In Eichenzell, unserer letzten Station für den heutigen Tag, warten immer noch
250 Sozialdemokraten geduldig auf den SPD-Spitzenkandidaten. Auf Wunsch des niedersächsischen
Ministerpräsidenten – der sich riesig über den Heimsieg von Hannover 96 freut –
singen Loti und Don „Knockin’ on Heaven’s Door“.
Solidarität statt
Ellenbogen
„Was
wird von Angela Merkel bleiben?“, fragt Stephan Weil später im Gemeindesaal in
Eichenzell. Pause. „Genau! Mir fällt da auch nicht allzu viel ein!“ Statt „Jahr
für Jahr mehr Mehltau“ empfiehlt er den Genossinnen und Genossen mehr Gerechtigkeit.

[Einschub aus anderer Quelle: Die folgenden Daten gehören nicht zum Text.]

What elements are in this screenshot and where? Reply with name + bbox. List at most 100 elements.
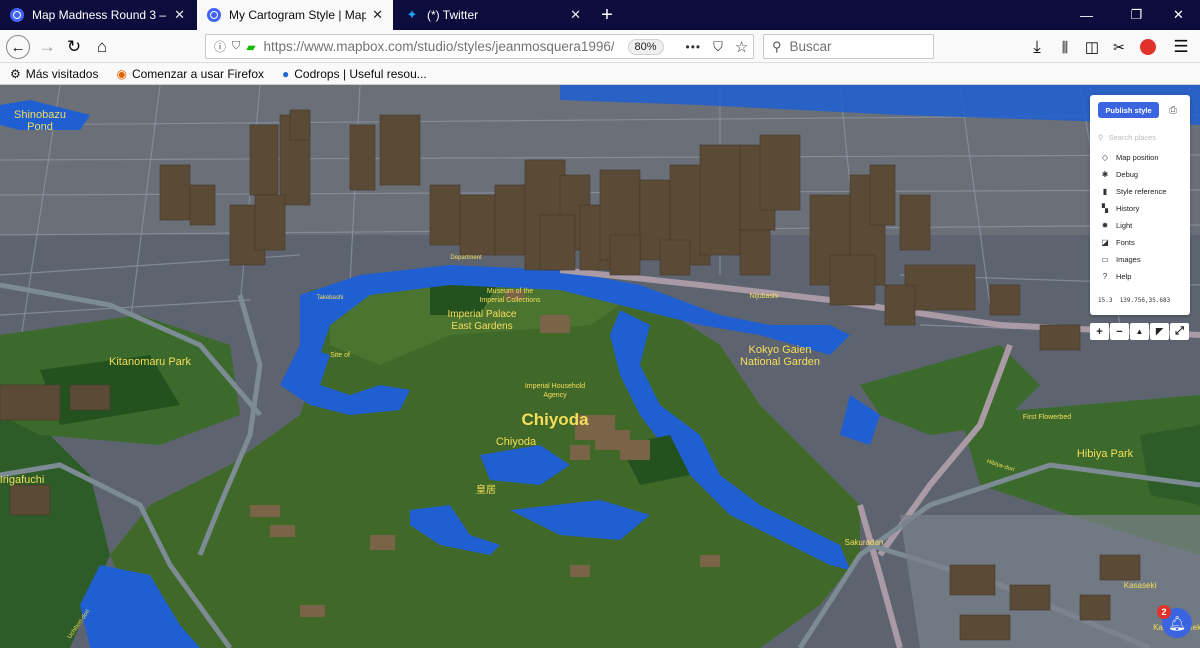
panel-item-map-position[interactable]: ◇ Map position (1100, 151, 1159, 163)
pocket-icon[interactable]: ⛉ (713, 39, 723, 55)
map-label: Agency (543, 392, 567, 399)
page-actions-icon[interactable]: ••• (686, 40, 702, 54)
zoom-in-button[interactable]: + (1090, 323, 1109, 340)
bookmark-comenzar-firefox[interactable]: ◉ Comenzar a usar Firefox (116, 67, 264, 81)
hamburger-menu-icon: ☰ (1173, 37, 1189, 56)
compass-button[interactable]: ◤ (1150, 323, 1169, 340)
bell-icon: 🔔︎ (1168, 614, 1186, 631)
panel-item-fonts[interactable]: ◪ Fonts (1100, 236, 1135, 248)
forward-button[interactable]: → (34, 34, 60, 60)
map-label: Sakuradan (845, 538, 884, 547)
download-icon: ⤓ (1033, 37, 1041, 56)
close-window-button[interactable]: ✕ (1156, 0, 1200, 30)
panel-item-label: Images (1116, 254, 1141, 264)
secure-lock-icon: ▰ (246, 39, 256, 54)
library-button[interactable]: ⫼ (1052, 34, 1078, 60)
back-button[interactable]: ← (5, 34, 31, 60)
home-button[interactable]: ⌂ (89, 34, 115, 60)
map-label: East Gardens (451, 321, 512, 332)
book-icon: ▮ (1102, 186, 1108, 196)
tab-title: Map Madness Round 3 – Points (32, 8, 168, 22)
navigation-bar: ← → ↻ ⌂ ⓘ ⛉ ▰ https://www.mapbox.com/stu… (0, 30, 1200, 63)
new-tab-button[interactable]: + (594, 0, 620, 30)
panel-item-light[interactable]: ✹ Light (1100, 219, 1133, 231)
images-icon: ▭ (1101, 254, 1109, 264)
map-label: National Garden (740, 356, 820, 368)
url-bar[interactable]: ⓘ ⛉ ▰ https://www.mapbox.com/studio/styl… (205, 34, 754, 59)
panel-item-label: Help (1116, 271, 1132, 281)
map-tools: + − ▲ ◤ ⤢ (1090, 323, 1191, 341)
tab-my-cartogram-style[interactable]: My Cartogram Style | Mapbox ✕ (197, 0, 393, 30)
codrops-icon: ● (282, 66, 290, 81)
fonts-icon: ◪ (1101, 237, 1109, 247)
notification-count-badge: 2 (1157, 605, 1171, 619)
map-position-icon: ◇ (1101, 152, 1109, 162)
tracking-shield-icon[interactable]: ⛉ (232, 40, 240, 53)
panel-item-label: Style reference (1116, 186, 1167, 196)
reload-button[interactable]: ↻ (61, 34, 87, 60)
home-icon: ⌂ (96, 37, 108, 56)
bookmark-label: Codrops | Useful resou... (294, 66, 427, 81)
menu-button[interactable]: ☰ (1168, 34, 1194, 60)
map-label: Kasaseki (1124, 581, 1157, 590)
mapbox-favicon-icon (207, 8, 221, 22)
gear-icon: ⚙ (10, 66, 21, 81)
minimize-button[interactable]: — (1064, 0, 1109, 30)
panel-item-style-reference[interactable]: ▮ Style reference (1100, 185, 1167, 197)
map-label-district: Chiyoda (521, 410, 589, 429)
fullscreen-button[interactable]: ⤢ (1170, 323, 1189, 340)
map-label: Imperial Household (525, 383, 585, 390)
search-bar[interactable]: ⚲ Buscar (763, 34, 934, 59)
bookmark-mas-visitados[interactable]: ⚙ Más visitados (10, 67, 98, 81)
lock-button[interactable]: ▲ (1130, 323, 1149, 340)
map-label: Imperial Collections (479, 297, 541, 304)
bookmark-star-icon[interactable]: ☆ (735, 38, 748, 56)
panel-item-label: History (1116, 203, 1140, 213)
extension-icon (1140, 39, 1156, 55)
panel-item-history[interactable]: ▚ History (1100, 202, 1139, 214)
panel-item-label: Map position (1116, 152, 1159, 162)
map-label: Irigafuchi (0, 474, 44, 486)
map-label: Kitanomaru Park (109, 356, 191, 368)
print-icon[interactable]: ⎙ (1166, 103, 1180, 117)
search-places-input[interactable]: ⚲ Search places (1098, 131, 1183, 143)
firefox-icon: ◉ (116, 66, 127, 81)
sidebar-button[interactable]: ◫ (1079, 34, 1105, 60)
extension-button[interactable] (1135, 34, 1161, 60)
help-icon: ? (1102, 271, 1108, 281)
mapbox-favicon-icon (10, 8, 24, 22)
map-svg[interactable]: Shinobazu Pond Museum of the Imperial Co… (0, 85, 1200, 648)
map-position-readout[interactable]: 15.3 139.756,35.683 (1098, 297, 1170, 304)
map-label: Nijubashi (750, 293, 779, 300)
search-places-placeholder: Search places (1108, 132, 1157, 142)
maximize-button[interactable]: ❐ (1114, 0, 1159, 30)
info-icon[interactable]: ⓘ (214, 38, 226, 55)
search-icon: ⚲ (1098, 132, 1104, 142)
tab-twitter[interactable]: ✦ (*) Twitter ✕ (395, 0, 591, 30)
bookmark-codrops[interactable]: ● Codrops | Useful resou... (282, 67, 427, 81)
bookmark-label: Comenzar a usar Firefox (131, 66, 264, 81)
close-tab-icon[interactable]: ✕ (372, 7, 383, 23)
map-label: Museum of the (487, 288, 533, 295)
reload-icon: ↻ (66, 37, 82, 56)
screenshot-button[interactable]: ✂ (1106, 34, 1132, 60)
zoom-out-button[interactable]: − (1110, 323, 1129, 340)
light-icon: ✹ (1101, 220, 1109, 230)
tab-map-madness[interactable]: Map Madness Round 3 – Points ✕ (0, 0, 195, 30)
map-label: Shinobazu (14, 109, 66, 121)
back-arrow-icon: ← (6, 35, 30, 59)
close-tab-icon[interactable]: ✕ (570, 7, 581, 23)
publish-style-button[interactable]: Publish style (1098, 102, 1159, 118)
zoom-level-badge[interactable]: 80% (627, 38, 664, 55)
map-canvas[interactable]: Shinobazu Pond Museum of the Imperial Co… (0, 85, 1200, 648)
studio-side-panel: Publish style ⎙ ⚲ Search places ◇ Map po… (1090, 95, 1190, 315)
downloads-button[interactable]: ⤓ (1024, 34, 1050, 60)
panel-item-label: Fonts (1116, 237, 1135, 247)
url-text[interactable]: https://www.mapbox.com/studio/styles/jea… (264, 39, 614, 54)
panel-item-images[interactable]: ▭ Images (1100, 253, 1141, 265)
panel-item-debug[interactable]: ✱ Debug (1100, 168, 1138, 180)
close-tab-icon[interactable]: ✕ (174, 7, 185, 23)
map-label: Imperial Palace (448, 309, 517, 320)
panel-item-help[interactable]: ? Help (1100, 270, 1132, 282)
map-label: Pond (27, 121, 53, 133)
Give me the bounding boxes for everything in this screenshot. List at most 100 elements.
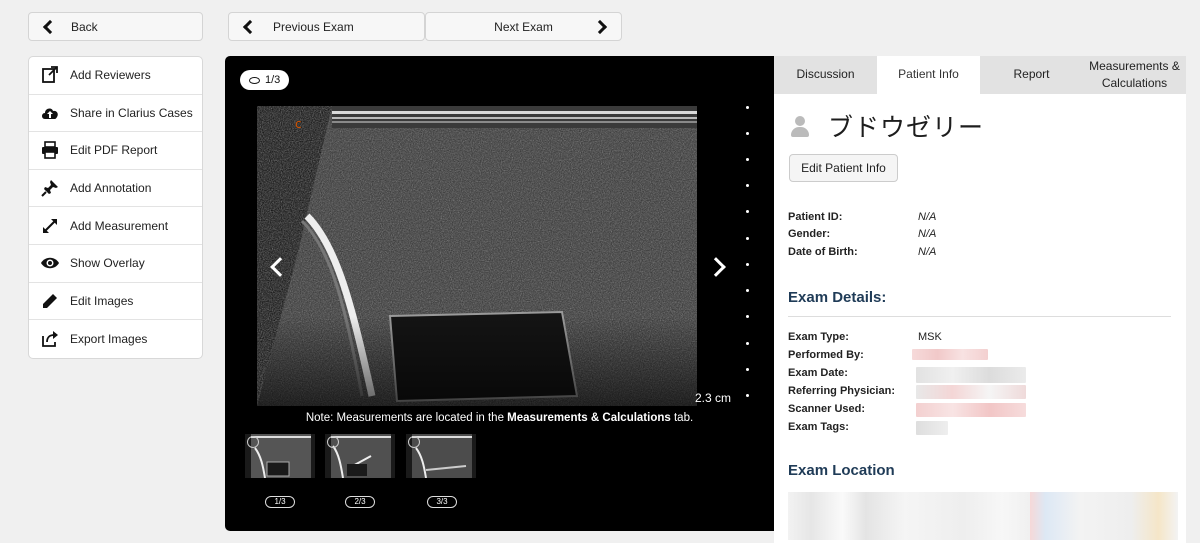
svg-text:c: c xyxy=(295,117,302,131)
scanner-used-row: Scanner Used: xyxy=(788,403,1026,417)
depth-marker xyxy=(746,315,749,318)
exam-tags-row: Exam Tags: xyxy=(788,421,948,435)
dob-value: N/A xyxy=(918,246,937,258)
measurements-note: Note: Measurements are located in the Me… xyxy=(225,412,774,424)
exam-date-key: Exam Date: xyxy=(788,367,848,379)
note-suffix: tab. xyxy=(670,412,694,424)
resize-arrows-icon xyxy=(40,216,60,236)
patient-id-value: N/A xyxy=(918,211,937,223)
depth-marker xyxy=(746,106,749,109)
ultrasound-viewer[interactable]: 1/3 c 2.3 cm Note: Measurements are loca… xyxy=(225,56,774,531)
depth-marker xyxy=(746,342,749,345)
referring-physician-row: Referring Physician: xyxy=(788,385,1026,399)
eye-outline-icon xyxy=(249,76,260,84)
avatar-body xyxy=(791,127,809,137)
patient-id-row: Patient ID: N/A xyxy=(788,211,936,223)
thumbnail-label: 1/3 xyxy=(265,496,295,508)
dob-row: Date of Birth: N/A xyxy=(788,246,936,258)
next-image-arrow-icon[interactable] xyxy=(706,257,726,277)
chevron-left-icon xyxy=(242,19,258,34)
pencil-icon xyxy=(40,291,60,311)
thumbnail-2[interactable] xyxy=(325,434,395,478)
pushpin-icon xyxy=(40,178,60,198)
redacted-value xyxy=(916,421,948,435)
edit-patient-info-button[interactable]: Edit Patient Info xyxy=(789,154,898,182)
exam-location-title: Exam Location xyxy=(788,462,895,479)
gender-row: Gender: N/A xyxy=(788,228,936,240)
tab-measurements-calculations[interactable]: Measurements & Calculations xyxy=(1083,56,1186,94)
image-counter: 1/3 xyxy=(265,74,281,86)
performed-by-row: Performed By: xyxy=(788,349,988,361)
depth-marker xyxy=(746,184,749,187)
tab-patient-info[interactable]: Patient Info xyxy=(877,56,980,94)
show-overlay-item[interactable]: Show Overlay xyxy=(29,245,202,283)
next-exam-label: Next Exam xyxy=(494,19,553,34)
exam-type-key: Exam Type: xyxy=(788,331,849,343)
menu-label: Edit Images xyxy=(70,293,134,308)
menu-label: Add Annotation xyxy=(70,181,152,196)
thumbnail-radio[interactable] xyxy=(327,436,339,448)
add-measurement-item[interactable]: Add Measurement xyxy=(29,207,202,245)
share-clarius-cases-item[interactable]: Share in Clarius Cases xyxy=(29,95,202,133)
tab-report[interactable]: Report xyxy=(980,56,1083,94)
menu-label: Add Reviewers xyxy=(70,68,151,83)
add-annotation-item[interactable]: Add Annotation xyxy=(29,170,202,208)
previous-exam-label: Previous Exam xyxy=(273,19,354,34)
exam-tags-key: Exam Tags: xyxy=(788,421,849,433)
previous-exam-button[interactable]: Previous Exam xyxy=(228,12,425,41)
depth-marker xyxy=(746,132,749,135)
exam-type-row: Exam Type: MSK xyxy=(788,331,942,343)
gender-value: N/A xyxy=(918,228,937,240)
edit-images-item[interactable]: Edit Images xyxy=(29,283,202,321)
map-preview-redacted[interactable] xyxy=(788,492,1178,540)
exam-date-row: Exam Date: xyxy=(788,367,1026,383)
depth-marker xyxy=(746,237,749,240)
menu-label: Add Measurement xyxy=(70,218,169,233)
thumbnail-1[interactable] xyxy=(245,434,315,478)
depth-scale-markers xyxy=(746,106,750,397)
scanner-used-key: Scanner Used: xyxy=(788,403,866,415)
eye-icon xyxy=(40,253,60,273)
info-panel: Discussion Patient Info Report Measureme… xyxy=(774,56,1186,543)
back-label: Back xyxy=(71,19,98,34)
thumbnail-label: 2/3 xyxy=(345,496,375,508)
exam-type-value: MSK xyxy=(918,331,942,343)
edit-pdf-report-item[interactable]: Edit PDF Report xyxy=(29,132,202,170)
action-menu: Add Reviewers Share in Clarius Cases Edi… xyxy=(28,56,203,359)
redacted-value xyxy=(912,349,988,360)
patient-name: ブドウゼリー xyxy=(828,114,985,142)
avatar-head xyxy=(795,116,805,126)
depth-scale-label: 2.3 cm xyxy=(695,391,732,405)
referring-physician-key: Referring Physician: xyxy=(788,385,895,397)
thumbnail-radio[interactable] xyxy=(408,436,420,448)
back-button[interactable]: Back xyxy=(28,12,203,41)
export-images-item[interactable]: Export Images xyxy=(29,320,202,358)
add-reviewers-icon xyxy=(40,65,60,85)
printer-icon xyxy=(40,140,60,160)
cloud-upload-icon xyxy=(40,103,60,123)
depth-marker xyxy=(746,158,749,161)
note-prefix: Note: Measurements are located in the xyxy=(305,412,508,424)
thumbnail-radio[interactable] xyxy=(247,436,259,448)
depth-marker xyxy=(746,263,749,266)
ultrasound-image: c xyxy=(257,106,697,406)
panel-tabs: Discussion Patient Info Report Measureme… xyxy=(774,56,1186,94)
next-exam-button[interactable]: Next Exam xyxy=(425,12,622,41)
patient-header: ブドウゼリー xyxy=(790,108,984,144)
section-divider xyxy=(788,316,1171,317)
redacted-value xyxy=(916,367,1026,383)
depth-marker xyxy=(746,210,749,213)
tab-discussion[interactable]: Discussion xyxy=(774,56,877,94)
depth-marker xyxy=(746,289,749,292)
add-reviewers-item[interactable]: Add Reviewers xyxy=(29,57,202,95)
chevron-right-icon xyxy=(592,19,608,34)
user-avatar-icon xyxy=(790,114,810,138)
exam-details-title: Exam Details: xyxy=(788,289,887,306)
chevron-left-icon xyxy=(42,19,58,34)
redacted-value xyxy=(916,403,1026,417)
thumbnail-3[interactable] xyxy=(406,434,476,478)
performed-by-key: Performed By: xyxy=(788,349,864,361)
thumbnail-label: 3/3 xyxy=(427,496,457,508)
patient-id-key: Patient ID: xyxy=(788,211,843,223)
image-counter-badge: 1/3 xyxy=(240,70,290,90)
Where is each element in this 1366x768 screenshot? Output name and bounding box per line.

„Überall, wo wir heute waren, war Sonnenschein“, zieht Thorsten Schäfer-Gümbel
hemdsärmelig zum Abschied Bilanz. Selbst in Fulda regne es nicht, wenn die Sozialdemokratie
komme. Im Saal verspürt man mehr als gelöste Heiterkeit. Am 22. September gehe
es letztendlich auch um eine Haltungsfrage, verabschiedet sich der
SPD-Spitzenkandidat. „Es geht jetzt um Ellenbogen oder Solidarität!“ Viele
nicken zustimmend. „Wenn die Marktradikalen sagen, wenn jeder an sich denkt,
ist an alle gedacht, dann ist das falsch. Genossinnen und Genossen, der Wechsel
ist in Sichtweite. Noch 28 Tage, 22 Stunden und 29
Minuten.“
"Moin, moin“, begrüßt uns ein sichtlich ausgeschlafener Olaf Scholz, Regierender Bürgermeister von Hamburg. Der ist die frische Brise um diese Zeit gewohnt, denke ich und fröstele mit dem Dutzend verschlafener Enten auf der gegenüberliegenden Sommerwiese. Loti und Don erstürmen die Bühne und rocken los. „Viertel nach fünf, auf der ersten Schicht, das Fließband fließt, sie beklagen sich nicht …“ Ernst-Ewald Roth wippt vergnügt mit dem Fuß im Takt. „Gerechtigkeit macht stark!“ Wir schauen uns an. Das Ding ist im Ohr.